BSkyB has been very successful over the years in squashing upstart competitors in football and sports broadcasting. The company, however, has never faced a rival like an invigorated BT. In a battle of chequebooks, the key statistic to bear in mind is that BSkyB currently generates free cash flow of about £1bn a year whereas BT, utterly transformed over the past five years, throws off about £2.3bn. This is a new game. Or, as Bernstein's analysts put it, "the end of peaceful co-existence in the UK telecom and TV worlds".

For the time being, BSkyB can console itself that Champions League football accounts for only 3% of viewing across its sports channels. BT's expensively-acquired three-year rights for European competitions also kick in only from the 2015-16 season, which leaves BSkyB time to assess the damage. It is in the fortunate position of having 85% of its sports rights secured for the next three years.

But the soul-searching can't last for very long. The open question is what happens when bidding opens for the next set of Premier League rights, probably in mid-2015. Sky currently has the bigger and better package by far. But if BT were to overpay in similar style for Premier League leadership, BSkyB, for the first time in its history, could no longer credibly claim to be the home of live televised football in the UK.

Would its sport offer still be big enough and broad enough to overcome the blow? It would be a brave management that took that gamble. Monday's 11% fall in BSkyB's share price reflects what's at stake in 2015: BSkyB may have to pay a truly colossal sum to defend its Premier League status. And it is reasonable to assume that, at the very least, BT would not want to take a backwards step on Premier League rights in 2015.

So should BSkyB chief executive Jeremy Darroch preserve cash now with the aim of fighting and winning comprehensively in 2015? Or does he invest elsewhere in sports to manage, and reduce, the risk of a further loss to BT? Tricky.

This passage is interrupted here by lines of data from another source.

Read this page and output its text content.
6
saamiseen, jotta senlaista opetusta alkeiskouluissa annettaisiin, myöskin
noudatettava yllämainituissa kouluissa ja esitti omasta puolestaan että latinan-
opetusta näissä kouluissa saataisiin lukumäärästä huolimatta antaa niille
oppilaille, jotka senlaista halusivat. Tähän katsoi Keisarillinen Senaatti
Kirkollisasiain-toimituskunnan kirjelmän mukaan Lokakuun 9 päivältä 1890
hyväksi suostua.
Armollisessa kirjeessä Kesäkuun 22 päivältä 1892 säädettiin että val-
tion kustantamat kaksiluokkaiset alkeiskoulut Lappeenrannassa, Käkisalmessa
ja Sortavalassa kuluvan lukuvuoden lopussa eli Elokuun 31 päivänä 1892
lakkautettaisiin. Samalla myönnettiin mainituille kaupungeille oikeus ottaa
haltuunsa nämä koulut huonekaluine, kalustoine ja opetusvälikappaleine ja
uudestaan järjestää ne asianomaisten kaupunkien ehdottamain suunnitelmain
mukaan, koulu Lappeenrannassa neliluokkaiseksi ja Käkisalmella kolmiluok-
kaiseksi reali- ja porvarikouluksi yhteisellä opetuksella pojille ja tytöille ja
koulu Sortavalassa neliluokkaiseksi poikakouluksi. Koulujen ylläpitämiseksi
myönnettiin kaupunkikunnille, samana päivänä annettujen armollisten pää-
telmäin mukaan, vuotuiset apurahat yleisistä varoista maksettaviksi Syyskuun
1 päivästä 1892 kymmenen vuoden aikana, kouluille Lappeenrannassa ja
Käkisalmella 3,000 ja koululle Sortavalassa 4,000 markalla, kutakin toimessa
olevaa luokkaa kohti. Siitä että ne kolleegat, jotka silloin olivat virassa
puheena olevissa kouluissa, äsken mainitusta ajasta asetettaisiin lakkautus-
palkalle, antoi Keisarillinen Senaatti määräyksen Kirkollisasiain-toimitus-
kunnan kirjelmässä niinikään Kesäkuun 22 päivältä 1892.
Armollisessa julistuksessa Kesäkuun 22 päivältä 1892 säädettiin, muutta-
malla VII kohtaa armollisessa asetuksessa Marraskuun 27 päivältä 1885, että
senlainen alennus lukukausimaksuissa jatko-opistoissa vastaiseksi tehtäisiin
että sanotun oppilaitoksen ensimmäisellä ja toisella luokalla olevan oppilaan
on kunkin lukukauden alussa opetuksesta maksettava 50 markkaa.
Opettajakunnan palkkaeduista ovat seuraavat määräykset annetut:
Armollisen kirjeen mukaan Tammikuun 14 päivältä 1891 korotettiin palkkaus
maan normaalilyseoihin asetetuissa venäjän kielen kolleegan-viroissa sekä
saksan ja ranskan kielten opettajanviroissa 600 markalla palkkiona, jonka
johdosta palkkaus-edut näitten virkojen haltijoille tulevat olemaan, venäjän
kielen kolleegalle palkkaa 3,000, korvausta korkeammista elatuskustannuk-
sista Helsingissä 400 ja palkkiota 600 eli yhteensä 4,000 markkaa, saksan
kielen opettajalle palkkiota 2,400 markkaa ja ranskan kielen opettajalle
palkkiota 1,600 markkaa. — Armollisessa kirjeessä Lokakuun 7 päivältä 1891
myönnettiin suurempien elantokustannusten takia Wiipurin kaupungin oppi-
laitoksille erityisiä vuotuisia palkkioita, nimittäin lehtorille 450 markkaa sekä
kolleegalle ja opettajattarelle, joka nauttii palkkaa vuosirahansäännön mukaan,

From BT's point of view, it can make a fair argument that the cost of an entry ticket to the top tier of sports broadcasting is a reasonable investment. It has 7m broadband subscribers, versus BSkyB's 5m, and the management would be receiving flak if the gap closed much further. There may be easy ways to recoup some of the £900m outlay on Uefa rights via wholesaling deals; and the purchase looks a sensible way to fill the gaping hole in BT Sports' current midweek schedule. As long as BT can maintain the pledge that its financial outlook is unchanged shareholders should be reassured.

That said, BT's shareholders should not celebrate too wildly a victory in a "six pointer", as chief executive Gavin Patterson described it. There will be a response from BSkyB.

RSA audit
This is a company that seems to only deliver bad news

Does the discovery of "accounting irregularities" during a routine internal audit offer evidence that an insurer is able to detect problems as a matter of course? Or, when the irregularities are so serious that they cause a £70m hit to profits, does it mean problems should have been spotted earlier?

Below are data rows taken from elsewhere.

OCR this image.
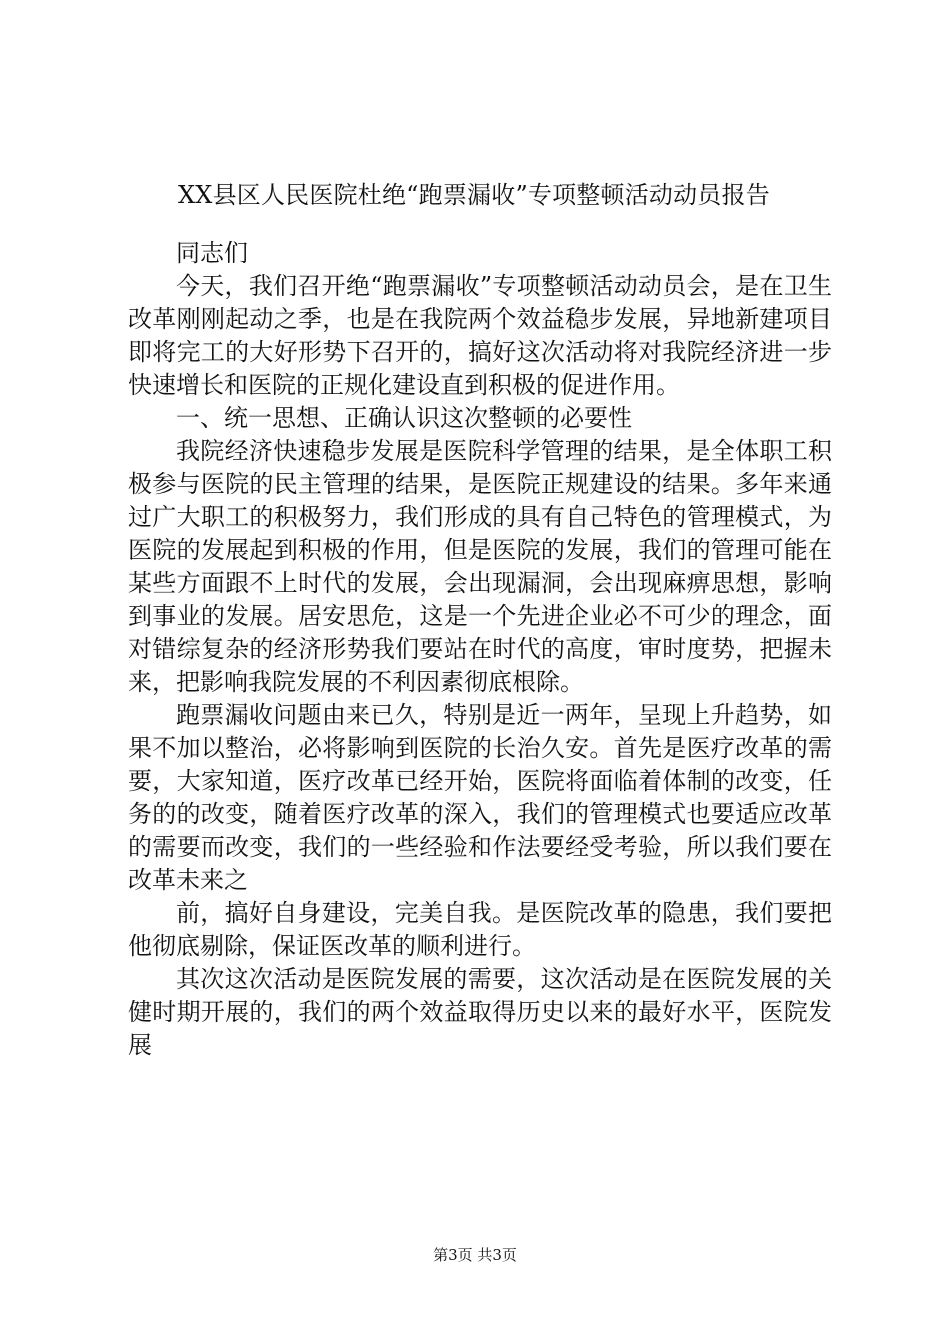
XX县区人民医院杜绝“跑票漏收”专项整顿活动动员报告

同志们

今天，我们召开绝“跑票漏收”专项整顿活动动员会，是在卫生改革刚刚起动之季，也是在我院两个效益稳步发展，异地新建项目即将完工的大好形势下召开的，搞好这次活动将对我院经济进一步快速增长和医院的正规化建设直到积极的促进作用。

一、统一思想、正确认识这次整顿的必要性

我院经济快速稳步发展是医院科学管理的结果，是全体职工积极参与医院的民主管理的结果，是医院正规建设的结果。多年来通过广大职工的积极努力，我们形成的具有自己特色的管理模式，为医院的发展起到积极的作用，但是医院的发展，我们的管理可能在某些方面跟不上时代的发展，会出现漏洞，会出现麻痹思想，影响到事业的发展。居安思危，这是一个先进企业必不可少的理念，面对错综复杂的经济形势我们要站在时代的高度，审时度势，把握未来，把影响我院发展的不利因素彻底根除。

跑票漏收问题由来已久，特别是近一两年，呈现上升趋势，如果不加以整治，必将影响到医院的长治久安。首先是医疗改革的需要，大家知道，医疗改革已经开始，医院将面临着体制的改变，任务的的改变，随着医疗改革的深入，我们的管理模式也要适应改革的需要而改变，我们的一些经验和作法要经受考验，所以我们要在改革未来之

前，搞好自身建设，完美自我。是医院改革的隐患，我们要把他彻底剔除，保证医改革的顺利进行。

其次这次活动是医院发展的需要，这次活动是在医院发展的关健时期开展的，我们的两个效益取得历史以来的最好水平，医院发展

第3页 共3页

In the case of RSA, which revealed the £70m hole in its claims reserves in Ireland late on Friday, a definitive answer will have to wait until accountants PwC have completed their work. That could take until the new year.

In the meantime, investors know one thing about RSA: it is a company that seems to deliver only bad news. The dividend was cut earlier this year and Friday's shocker, which sent the shares down 10% on Monday, was the second profits warning in a week. Last Tuesday's version was an extended grumble about storm damage and unrelated whiplash claims in Ireland.

In theory, the new Irish issue is a one-off, but, as Oliver Steel at Deutsche Bank put it: "Oscar Wilde's Lady Bracknell would possibly have something to say about the frequency."

RSA chief executive Simon Lee says he is "comfortable" with the City's forecasts that the dividend can be maintained at the reduced level. But comfortable is not a description one would apply to the dividend cover itself. On Deutsche's forecast, RSA would be distributing 6.4p a share to investors from earnings of 6.8p. There is no room there for any more "one-offs".

Lee's position seems safe for now. But he needs a full and glowing endorsement of the robustness of RSA's controls.